Une patiente arrive à sa séance et me dit depuis peu beaucoup marcher et arpenter les rues de la ville, les yeux grands ouverts, les sens en éveil. Elle remarque des choses ignorées d’elle jusqu’à lors qui étaient là mais n’étaient pas vues. En prenant son café à l’habituel troquet du coin, elle a ainsi découvert, en levant les yeux sur l’immeuble d’en face une plaque qui indiquait que louis Pasteur y avait son laboratoire, puis dans la rue adjacente une autre plaque a retenu son attention celle de Gertrude Stein et voilà que arrivée devant mon immeuble sur une poubelle elle aperçoit posée un livre « Un éloge de l’amour » qu’elle s’empresse de prendre.

Je lui suis gré de cette belle métaphore du travail analytique.

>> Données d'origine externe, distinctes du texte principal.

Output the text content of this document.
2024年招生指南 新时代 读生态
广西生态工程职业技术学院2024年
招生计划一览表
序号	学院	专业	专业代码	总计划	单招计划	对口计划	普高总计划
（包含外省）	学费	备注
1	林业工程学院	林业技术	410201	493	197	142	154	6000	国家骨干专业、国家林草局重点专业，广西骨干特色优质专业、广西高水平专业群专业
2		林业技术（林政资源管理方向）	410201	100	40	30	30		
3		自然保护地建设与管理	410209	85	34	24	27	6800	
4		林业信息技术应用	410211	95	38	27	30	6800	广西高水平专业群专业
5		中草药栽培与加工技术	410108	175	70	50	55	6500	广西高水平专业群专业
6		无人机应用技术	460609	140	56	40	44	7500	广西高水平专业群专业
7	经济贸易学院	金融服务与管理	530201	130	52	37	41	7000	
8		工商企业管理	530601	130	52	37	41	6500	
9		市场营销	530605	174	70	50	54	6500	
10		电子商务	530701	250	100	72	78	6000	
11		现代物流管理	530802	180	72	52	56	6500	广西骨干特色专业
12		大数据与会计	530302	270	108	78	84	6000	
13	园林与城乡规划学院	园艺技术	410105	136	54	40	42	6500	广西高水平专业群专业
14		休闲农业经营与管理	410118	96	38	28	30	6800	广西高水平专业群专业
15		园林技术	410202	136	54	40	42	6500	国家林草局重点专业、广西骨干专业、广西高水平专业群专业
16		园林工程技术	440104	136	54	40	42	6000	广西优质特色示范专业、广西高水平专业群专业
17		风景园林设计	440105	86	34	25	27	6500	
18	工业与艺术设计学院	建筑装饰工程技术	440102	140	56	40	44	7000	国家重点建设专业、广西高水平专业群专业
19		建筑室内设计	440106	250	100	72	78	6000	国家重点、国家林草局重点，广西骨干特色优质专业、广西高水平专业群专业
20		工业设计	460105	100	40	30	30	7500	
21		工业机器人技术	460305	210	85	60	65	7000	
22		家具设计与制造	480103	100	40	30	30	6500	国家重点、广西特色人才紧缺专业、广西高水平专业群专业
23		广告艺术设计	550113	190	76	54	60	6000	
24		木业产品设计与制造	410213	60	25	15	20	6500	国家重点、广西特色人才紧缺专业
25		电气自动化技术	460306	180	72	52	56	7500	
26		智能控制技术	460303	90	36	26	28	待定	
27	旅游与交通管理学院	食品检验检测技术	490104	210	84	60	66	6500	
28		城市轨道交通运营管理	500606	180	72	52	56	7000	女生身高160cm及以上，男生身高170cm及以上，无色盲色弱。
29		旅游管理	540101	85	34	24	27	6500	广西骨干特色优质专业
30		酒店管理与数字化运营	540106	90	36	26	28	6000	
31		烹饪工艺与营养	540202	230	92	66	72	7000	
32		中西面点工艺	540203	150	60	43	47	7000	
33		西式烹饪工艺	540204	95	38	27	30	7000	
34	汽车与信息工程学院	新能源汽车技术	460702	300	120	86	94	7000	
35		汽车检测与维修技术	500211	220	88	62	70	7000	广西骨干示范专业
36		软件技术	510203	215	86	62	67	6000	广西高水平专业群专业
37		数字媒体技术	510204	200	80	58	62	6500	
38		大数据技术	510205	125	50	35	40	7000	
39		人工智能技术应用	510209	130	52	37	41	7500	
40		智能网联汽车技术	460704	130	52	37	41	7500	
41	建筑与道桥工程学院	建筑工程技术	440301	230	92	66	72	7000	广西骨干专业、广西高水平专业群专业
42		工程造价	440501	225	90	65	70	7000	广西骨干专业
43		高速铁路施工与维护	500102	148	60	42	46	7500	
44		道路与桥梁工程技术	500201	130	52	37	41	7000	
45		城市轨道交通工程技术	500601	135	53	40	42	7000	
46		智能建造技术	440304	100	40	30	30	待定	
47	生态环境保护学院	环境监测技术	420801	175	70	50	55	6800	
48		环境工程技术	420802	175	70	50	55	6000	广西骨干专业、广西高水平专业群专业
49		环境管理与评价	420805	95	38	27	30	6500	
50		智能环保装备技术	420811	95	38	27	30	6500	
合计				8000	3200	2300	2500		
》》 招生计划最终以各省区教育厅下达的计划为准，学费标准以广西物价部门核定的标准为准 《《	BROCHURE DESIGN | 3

L’analysant est donc ce marcheur infatigable de son monde intérieur, qui arpente les rues de son histoire, les squares de ses amours anciennes, voire les impasses de son enfance. Mais si l’analyse se passe bien, si l’analyste sait y faire un peu, l’analysant découvrira de nouveaux territoires, de nouvelles ruelles et de nouveaux raccourcis qui contribueront à transformer son monde jusqu’alors clos sur une tragédie vouée à la répétition, en un univers de possibilités nouvelles. Les lieux si familiers lui deviendront étrangers pour ne pas dire nouveaux et cette étrangeté de son familier lui composera son monde inconscient et dynamique. Et si tant est encore que l’analyste accepte d’être aussi cette poubelle, ce déversoir de la destructivité de son patient, il n’est pas dit qu’un éloge de l’amour comme éloge du lien ne soit pas écrit à deux et à terme.